Оно было написано в начале 70-х годов в поезде "Иркутск— Москва", когда я возвращался с охоты из иркутских северов, из милого Ербогачёна, но впервые напечатано в книге "Солнечные ночи" в 1980 году.
…По возвращении из Сибири я вскоре попал на день рождения поэта Вадима Кузнецова, где познакомился с тогдашним редактором "Комсомольской правды" Валерием Ганичевым. Под ним тогда земля горела, его убирали из "Комсомолки", по слухам, якобы за то, что где-то в бане во время застолья друзья подняли за него тост как за будущего генсека, а он благосклонно выслушал эти пожелания. Услышав во время нашей встречи несколько моих стихотворений, Ганичев срочно предложил мне напечатать их в "Комсомолке", что я и сделал. Подборка, что и говорить, по тем временам получилась оглушительная, тем более что в ней тоже было стихотворение, нарушающее табу на русско-еврейский вопрос.
Стихотворение "Разговор с покинувшим Родину" вызвало обильную почту, среди которой попадались весьма интересные письма от весьма проницательных читателей, умевших разглядывать и читать сквозь лупу не то что каждую строчку, но каждое слово, выходившее из-под моего пера.
"Уважаемые товарищи!
В рубрике "Поэтические встречи " в номере от 12 октября с. г. "Комсомольская правда " опубликовала подборку стихов Станислава Куняева. Меня крайне удивило (и огорчило) стихотворение "Разговор с покинувшим Родину".
Стихотворение на такую острую и сложную тему опубликовано в молодежной газете (сама я, увы, уже комсомолка 40-х годов, но газету читает молодежь в нашей семье, а я люблю стихи), а начинается оно площадной руганью и весьма непоэтическими сравнениями.
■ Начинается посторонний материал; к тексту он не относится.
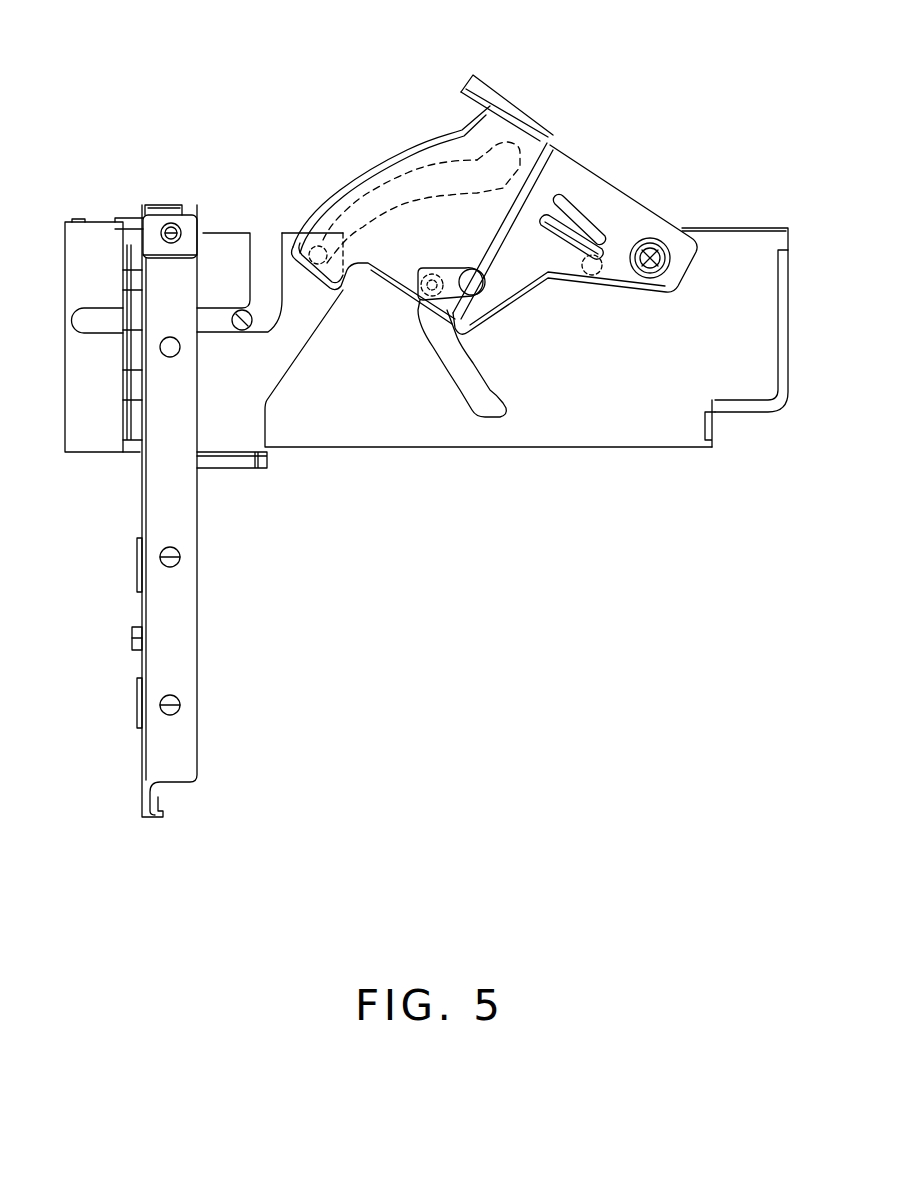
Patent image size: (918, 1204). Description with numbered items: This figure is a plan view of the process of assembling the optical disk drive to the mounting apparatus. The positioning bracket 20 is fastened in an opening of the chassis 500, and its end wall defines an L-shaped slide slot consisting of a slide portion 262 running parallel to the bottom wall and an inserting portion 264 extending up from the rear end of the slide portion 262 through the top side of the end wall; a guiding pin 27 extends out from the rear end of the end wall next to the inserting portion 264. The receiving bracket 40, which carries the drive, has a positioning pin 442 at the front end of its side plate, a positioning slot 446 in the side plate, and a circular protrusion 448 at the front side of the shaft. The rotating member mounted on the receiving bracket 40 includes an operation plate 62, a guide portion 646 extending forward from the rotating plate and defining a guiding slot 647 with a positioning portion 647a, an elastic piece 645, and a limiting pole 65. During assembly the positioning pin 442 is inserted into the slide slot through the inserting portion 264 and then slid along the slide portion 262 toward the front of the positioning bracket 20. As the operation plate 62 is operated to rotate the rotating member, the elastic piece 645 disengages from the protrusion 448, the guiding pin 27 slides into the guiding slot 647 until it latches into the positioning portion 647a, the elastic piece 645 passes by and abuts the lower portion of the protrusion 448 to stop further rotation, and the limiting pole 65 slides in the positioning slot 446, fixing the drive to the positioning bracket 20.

The positioning bracket 20 is at (240, 420).
The guiding pin 27 is at (317, 250).
The receiving bracket 40 is at (625, 410).
The operation plate 62 is at (480, 90).
The limiting pole 65 is at (421, 300).
The slide portion 262 is at (103, 322).
The inserting portion 264 is at (268, 246).
The positioning pin 442 is at (242, 320).
The positioning slot 446 is at (477, 390).
The circular protrusion 448 is at (603, 268).
The chassis 500 is at (168, 605).
The elastic piece 645 is at (585, 233).
The guide portion 646 is at (425, 155).
The guiding slot 647 is at (383, 200).
The positioning portion 647a is at (507, 157).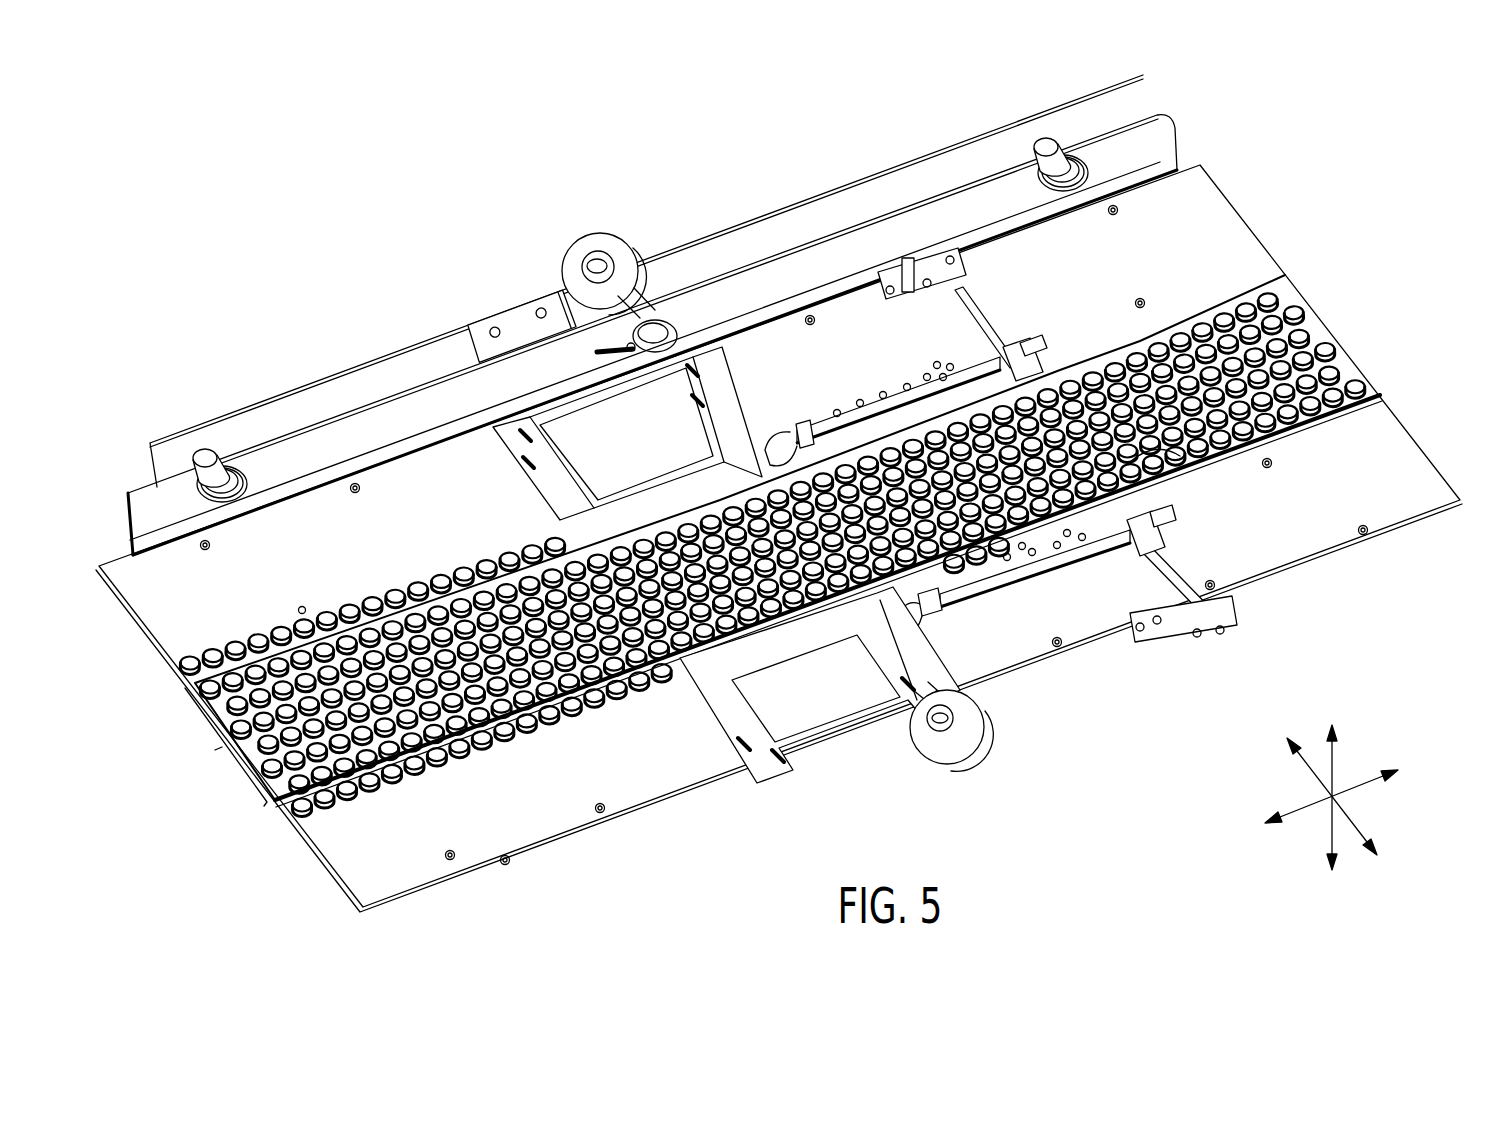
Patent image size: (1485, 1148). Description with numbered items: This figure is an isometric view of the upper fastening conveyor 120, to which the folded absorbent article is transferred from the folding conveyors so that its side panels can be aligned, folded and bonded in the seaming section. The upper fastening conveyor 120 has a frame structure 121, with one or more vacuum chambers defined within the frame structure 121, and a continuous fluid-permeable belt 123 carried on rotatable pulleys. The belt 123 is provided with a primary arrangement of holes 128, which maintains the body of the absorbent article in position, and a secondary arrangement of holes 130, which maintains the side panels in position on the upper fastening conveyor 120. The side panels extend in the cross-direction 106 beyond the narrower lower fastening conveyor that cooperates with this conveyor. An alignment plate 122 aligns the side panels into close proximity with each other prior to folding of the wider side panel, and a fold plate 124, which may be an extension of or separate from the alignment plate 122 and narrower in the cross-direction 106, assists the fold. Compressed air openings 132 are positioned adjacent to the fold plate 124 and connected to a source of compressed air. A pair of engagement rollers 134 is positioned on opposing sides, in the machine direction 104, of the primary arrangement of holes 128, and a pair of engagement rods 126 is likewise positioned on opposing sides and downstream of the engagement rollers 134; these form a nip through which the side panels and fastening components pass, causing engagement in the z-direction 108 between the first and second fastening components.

The machine direction 104 is at (1358, 782).
The cross-direction 106 is at (1310, 771).
The z-direction 108 is at (1327, 837).
The upper fastening conveyor 120 is at (312, 897).
The frame structure 121 is at (385, 423).
The alignment plate 122 is at (708, 405).
The continuous fluid-permeable belt 123 is at (640, 778).
The fold plate 124 is at (1067, 497).
The engagement rods 126 is at (1320, 427).
The primary arrangement of holes 128 is at (222, 747).
The secondary arrangement of holes 130 is at (192, 661).
The compressed air openings 132 is at (997, 557).
The engagement rollers 134 is at (1077, 350).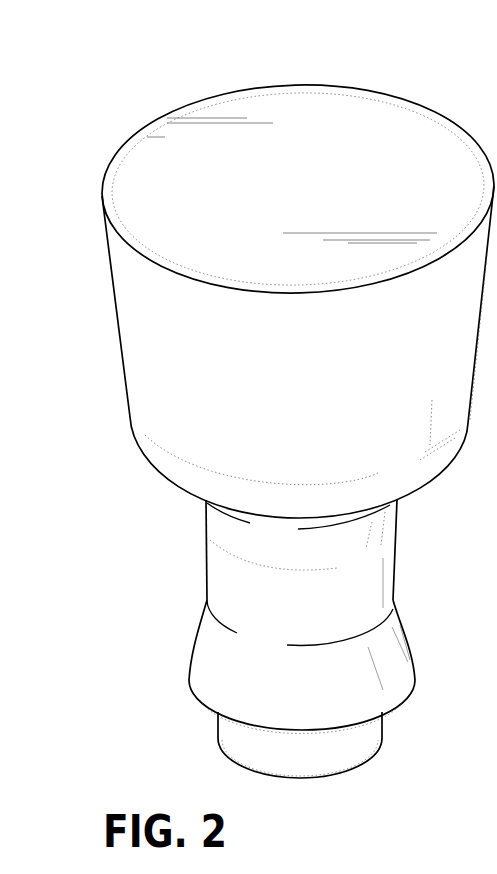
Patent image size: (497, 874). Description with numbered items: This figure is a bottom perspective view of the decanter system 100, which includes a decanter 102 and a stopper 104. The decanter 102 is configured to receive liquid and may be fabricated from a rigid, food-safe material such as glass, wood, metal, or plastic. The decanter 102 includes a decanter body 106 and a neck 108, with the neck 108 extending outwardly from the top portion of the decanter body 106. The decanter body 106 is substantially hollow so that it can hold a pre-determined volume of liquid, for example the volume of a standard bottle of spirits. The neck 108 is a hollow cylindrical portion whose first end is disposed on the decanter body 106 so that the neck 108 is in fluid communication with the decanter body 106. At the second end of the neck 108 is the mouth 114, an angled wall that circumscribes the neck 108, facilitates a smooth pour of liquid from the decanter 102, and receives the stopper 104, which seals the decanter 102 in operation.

The decanter system 100 is at (257, 403).
The decanter 102 is at (132, 352).
The stopper 104 is at (382, 743).
The decanter body 106 is at (257, 190).
The neck 108 is at (383, 577).
The mouth 114 is at (192, 640).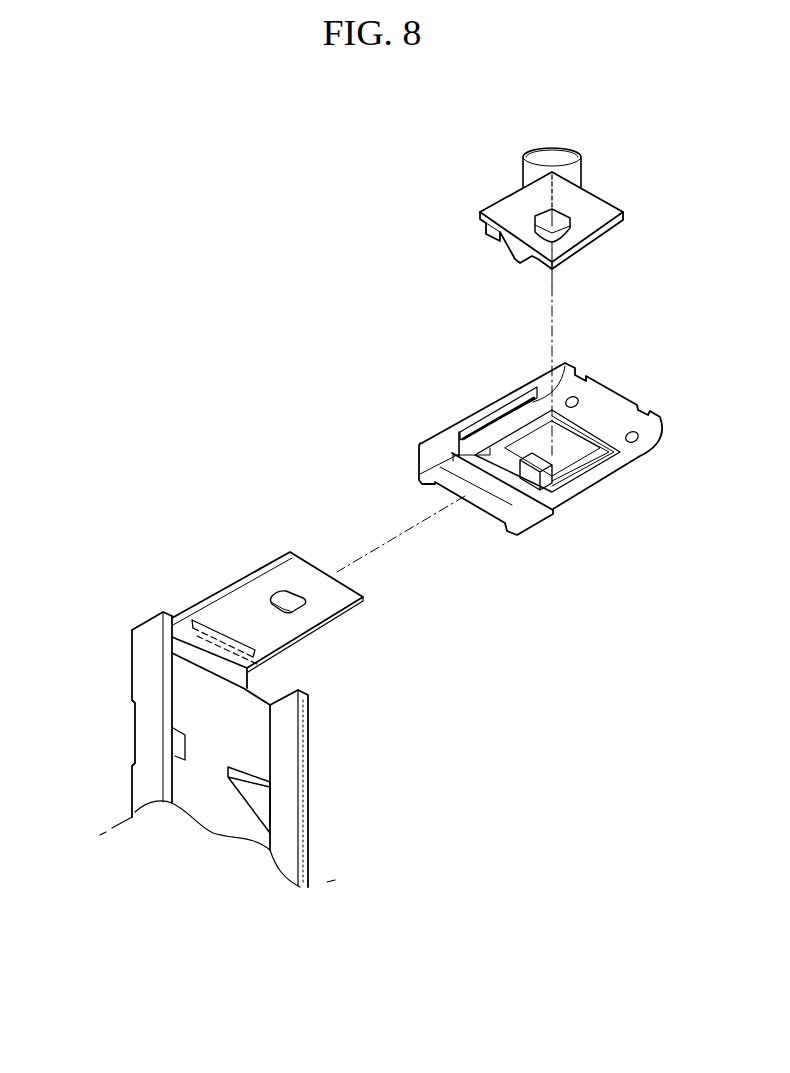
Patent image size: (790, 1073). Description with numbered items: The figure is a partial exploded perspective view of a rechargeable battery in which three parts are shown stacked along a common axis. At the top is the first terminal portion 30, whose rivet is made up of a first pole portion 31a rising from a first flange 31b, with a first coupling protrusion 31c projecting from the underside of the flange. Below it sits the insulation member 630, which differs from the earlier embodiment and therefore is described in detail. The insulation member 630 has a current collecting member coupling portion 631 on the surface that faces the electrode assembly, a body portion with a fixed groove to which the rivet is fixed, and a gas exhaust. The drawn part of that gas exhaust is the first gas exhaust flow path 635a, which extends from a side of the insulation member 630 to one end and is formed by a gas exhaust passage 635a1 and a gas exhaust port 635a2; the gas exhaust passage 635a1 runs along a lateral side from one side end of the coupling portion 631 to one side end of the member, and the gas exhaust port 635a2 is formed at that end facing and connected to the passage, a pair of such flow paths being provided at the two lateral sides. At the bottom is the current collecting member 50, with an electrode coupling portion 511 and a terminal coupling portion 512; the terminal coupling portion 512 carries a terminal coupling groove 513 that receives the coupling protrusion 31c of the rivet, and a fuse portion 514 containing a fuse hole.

The first terminal portion 30 is at (470, 240).
The first pole portion 31a is at (533, 174).
The first flange 31b is at (596, 202).
The first coupling protrusion 31c is at (560, 238).
The insulation member 630 is at (620, 388).
The current collecting member coupling portion 631 is at (488, 502).
The first gas exhaust flow path 635a is at (683, 561).
The gas exhaust passage 635a1 is at (508, 408).
The gas exhaust port 635a2 is at (573, 407).
The bracket 50 is at (118, 700).
The electrode coupling portion 511 is at (243, 740).
The terminal coupling portion 512 is at (250, 577).
The terminal coupling groove 513 is at (287, 602).
The fuse portion 514 is at (215, 618).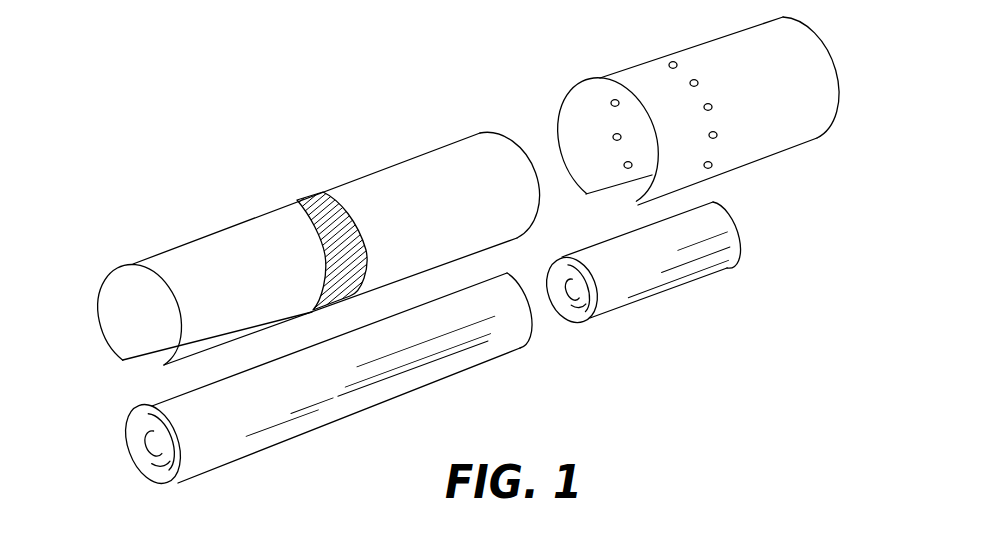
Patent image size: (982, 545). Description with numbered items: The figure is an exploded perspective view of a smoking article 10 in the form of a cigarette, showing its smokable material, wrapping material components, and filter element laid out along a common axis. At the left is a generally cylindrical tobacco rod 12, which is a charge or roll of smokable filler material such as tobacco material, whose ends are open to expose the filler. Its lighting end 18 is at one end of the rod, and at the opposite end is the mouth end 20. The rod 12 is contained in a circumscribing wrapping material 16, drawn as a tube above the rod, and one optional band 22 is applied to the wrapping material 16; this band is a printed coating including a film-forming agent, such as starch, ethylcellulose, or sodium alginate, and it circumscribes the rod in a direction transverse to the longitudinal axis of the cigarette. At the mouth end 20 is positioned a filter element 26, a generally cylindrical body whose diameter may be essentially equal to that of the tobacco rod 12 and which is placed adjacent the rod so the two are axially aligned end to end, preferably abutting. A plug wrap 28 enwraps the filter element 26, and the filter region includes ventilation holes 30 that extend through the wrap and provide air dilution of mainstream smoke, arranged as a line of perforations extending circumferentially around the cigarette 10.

The smoking article 10 is at (375, 158).
The tobacco rod 12 is at (263, 430).
The wrapping material 16 is at (475, 152).
The lighting end 18 is at (120, 453).
The mouth end 20 is at (745, 215).
The band 22 is at (298, 200).
The filter element 26 is at (640, 287).
The plug wrap 28 is at (728, 60).
The ventilation holes 30 is at (717, 138).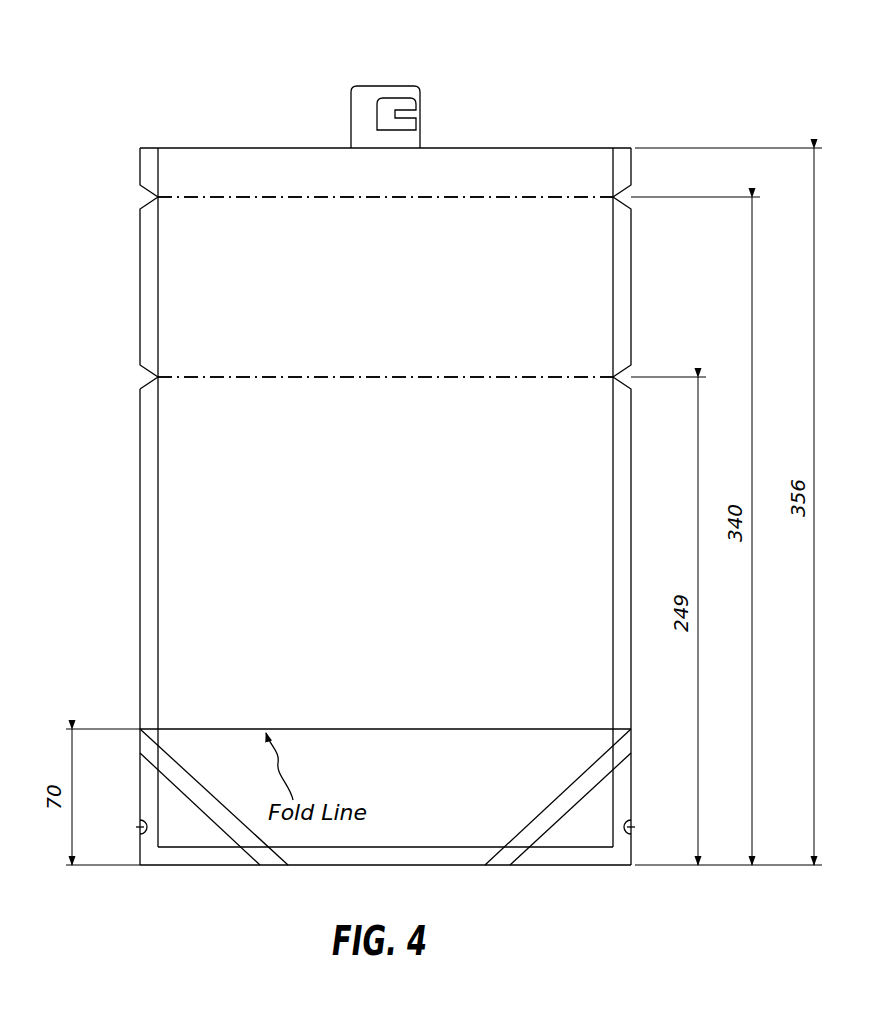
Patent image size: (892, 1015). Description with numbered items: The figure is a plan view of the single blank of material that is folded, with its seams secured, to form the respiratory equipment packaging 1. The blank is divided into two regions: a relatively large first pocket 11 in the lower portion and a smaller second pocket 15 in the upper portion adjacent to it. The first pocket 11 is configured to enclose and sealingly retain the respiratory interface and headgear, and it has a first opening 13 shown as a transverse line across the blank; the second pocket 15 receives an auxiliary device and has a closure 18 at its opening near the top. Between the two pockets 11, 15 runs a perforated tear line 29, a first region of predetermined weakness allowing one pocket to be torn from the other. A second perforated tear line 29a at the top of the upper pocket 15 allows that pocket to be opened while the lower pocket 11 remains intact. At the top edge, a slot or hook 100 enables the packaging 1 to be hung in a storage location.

Ведь если автор делил с адресатом стихотворения "и надежду, и хлеб, и плохую и добрую весть", то, вероятно, знал и мать своего бывшего друга. Зачем оке оскорблять женщину, называя ее сукой? Стыдно! Ведь С. Куняев претендует на звание поэта. Впрочем, это становится сомнительным после чтения строк "Да исторгнет тебя, как с похмелья, земля с тяжким стоном берез и осин". Хотел С. Куняев уязвить своего бывшего друга, но оскорбил этими строками и землю, которую тот покинул, сравнив ее с пьяницей, страдающим от похмелья. Оскорбил и не заметил. Может быть, для автора это привычный образ?
А дальше еще хуже — автор пишет: "В языке и в народе известно, что волк смотрит в лес, как его ни корми". Что же "волчьего" было в бывшем друге С. Куняева? Его национальность? Это имел в виду автор, говоря "так скитайся, как вечная тень"? Ведь "в языке и в народе известно", что скитался "вечный жид " — Агасфер. Это, что ли, имел в виду взбешенный автор? Понимает ли С. Куняев, что он оскорбил сравнением всех советских людей еврейской национальности и вооружил всех антисемитов? Ежели оке этого не понял С. Куняев, то кажется странным, что ему не объяснил этого редактор, сдавший материал в набор.
Я написала письмо под свежим впечатлением, около месяца тому назад, не послала его сразу и раздумала было его посылать. Но вчера произошел такой эпизод. Возле дома, где живу, я, возвращаясь с работы, услышала отборный мат пьяного гражданина, прогуливавшего свою овчарку. Направлен мат был по адресу рабочих аварийной машины. Невдалеке гуляли старушки-пенсионерки. Когда я попросила его прекратить ругань, он обозвал меня, в полном соответствии с "поэзией " С. Куняева, "старой сукой " и посоветовал "ехать в свой Израиль".